I had forgotten how much I disliked the pi400. The key presses are horrible. Some times I have to press a key multiple times. The show stopper for me is 4G ram, Some of the things I do I run out of ram.
@Rip2 I discovered with the eeprom NUMA upgrade for the pi4 they put it in the beta image if you did not know.
[tv@manjaro-arm ~]$ uname -r
6.13.0-rc2-1-MANJARO-RPI4
[tv@manjaro-arm ~]$ sudo rpi-eeprom-update -a
BOOTLOADER: up to date
CURRENT: Sat Dec 7 12:39:28 PM UTC 2024 (1733575168)
LATEST: Sat Dec 7 12:39:28 PM UTC 2024 (1733575168)
RELEASE: beta (/lib/firmware/raspberrypi/bootloader/beta)
VL805_FW: Using bootloader EEPROM
VL805: up to date
CURRENT: 000138c0
LATEST: 000138c0
[tv@manjaro-arm ~]$ numactl --show
policy: interleave
preferred node: 0 (interleave next)
interleavemask: 0 1
interleavenode: 0
physcpubind: 0 1 2 3
cpubind: 0 1
nodebind: 0 1
membind: 0 1
preferred: 0 1
Looks good but really weird that I had to use RELEASE: beta (/lib/firmware/raspberrypi/bootloader/beta) to get that same image on my pi400.

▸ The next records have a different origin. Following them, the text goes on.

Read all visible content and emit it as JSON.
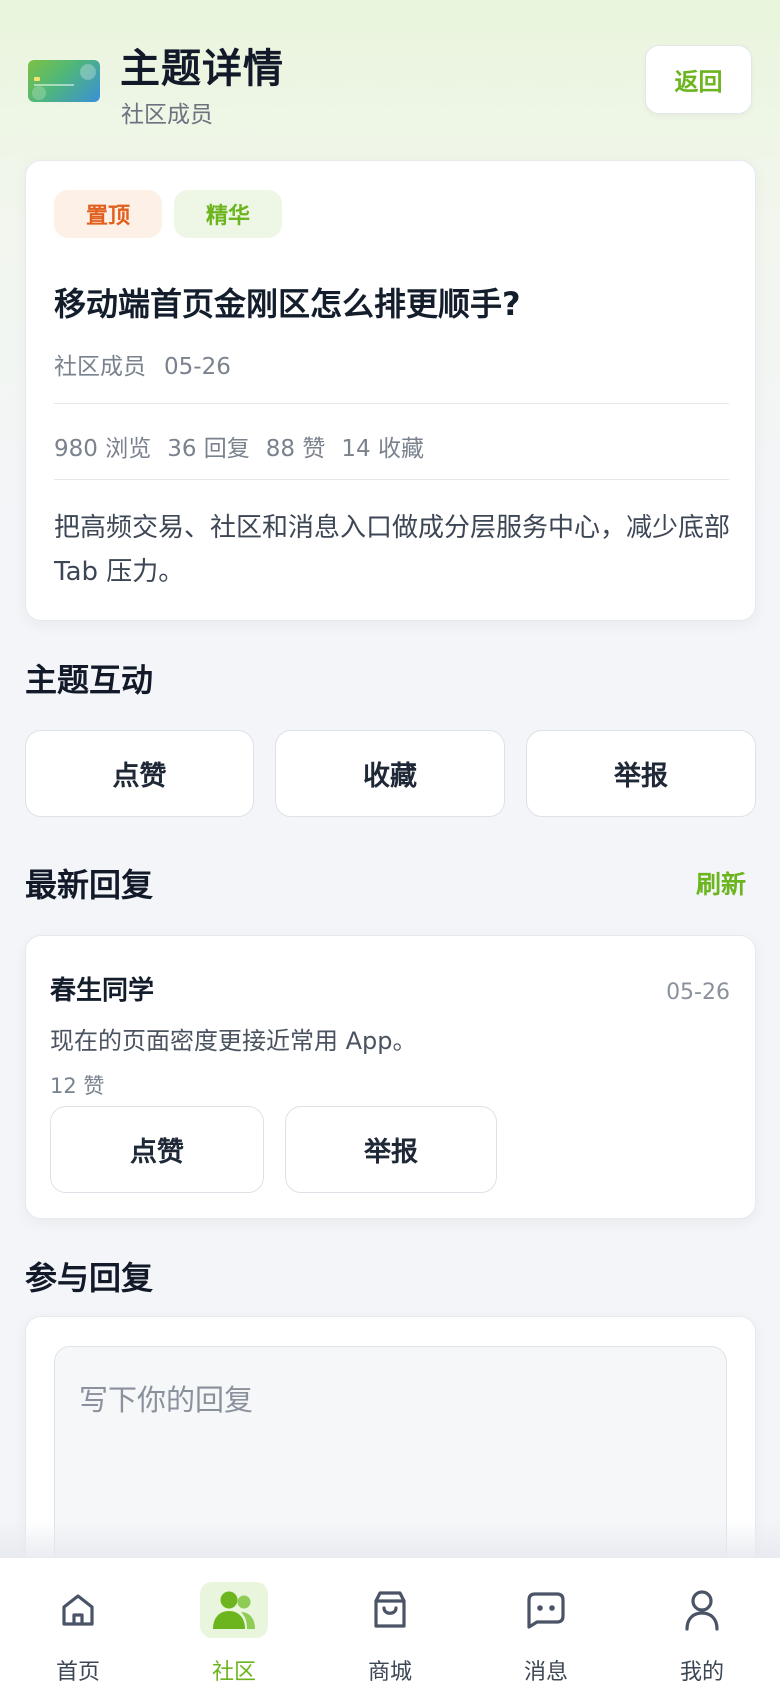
{
  "header": {
    "title": "主题详情",
    "subtitle": "社区成员",
    "back_label": "返回"
  },
  "topic": {
    "tags": [
      "置顶",
      "精华"
    ],
    "title": "移动端首页金刚区怎么排更顺手?",
    "author": "社区成员",
    "date": "05-26",
    "stats": {
      "views": "980 浏览",
      "replies": "36 回复",
      "likes": "88 赞",
      "favorites": "14 收藏"
    },
    "body": "把高频交易、社区和消息入口做成分层服务中心，减少底部 Tab 压力。"
  },
  "interaction": {
    "title": "主题互动",
    "like_label": "点赞",
    "favorite_label": "收藏",
    "report_label": "举报"
  },
  "latest_replies": {
    "title": "最新回复",
    "refresh_label": "刷新",
    "items": [
      {
        "author": "春生同学",
        "date": "05-26",
        "text": "现在的页面密度更接近常用 App。",
        "likes": "12 赞",
        "like_label": "点赞",
        "report_label": "举报"
      }
    ]
  },
  "compose": {
    "title": "参与回复",
    "placeholder": "写下你的回复",
    "value": ""
  },
  "tabbar": {
    "active": "社区",
    "items": [
      {
        "label": "首页",
        "icon": "home-icon"
      },
      {
        "label": "社区",
        "icon": "community-icon"
      },
      {
        "label": "商城",
        "icon": "shopping-bag-icon"
      },
      {
        "label": "消息",
        "icon": "message-icon"
      },
      {
        "label": "我的",
        "icon": "profile-icon"
      }
    ]
  },
  "colors": {
    "accent": "#6cb51f",
    "pinned_tag": "#e0601e",
    "text_primary": "#121a2a",
    "text_secondary": "#7a828e"
  }
}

@Dulbi Since @Rip2 and I tested on pi4 and pi400 it appears that the pi4’s are not affected with the .dtb issue so I have pushed pi4/v6.12.4 kernels to unstable.
Here is a link to the pi5/v6.12.4 kernels that one has to use their old .dtbs. I hate to do it but I guess in the future I will start providing the old .dtb’s in the pi5 kernel packages until they fix things.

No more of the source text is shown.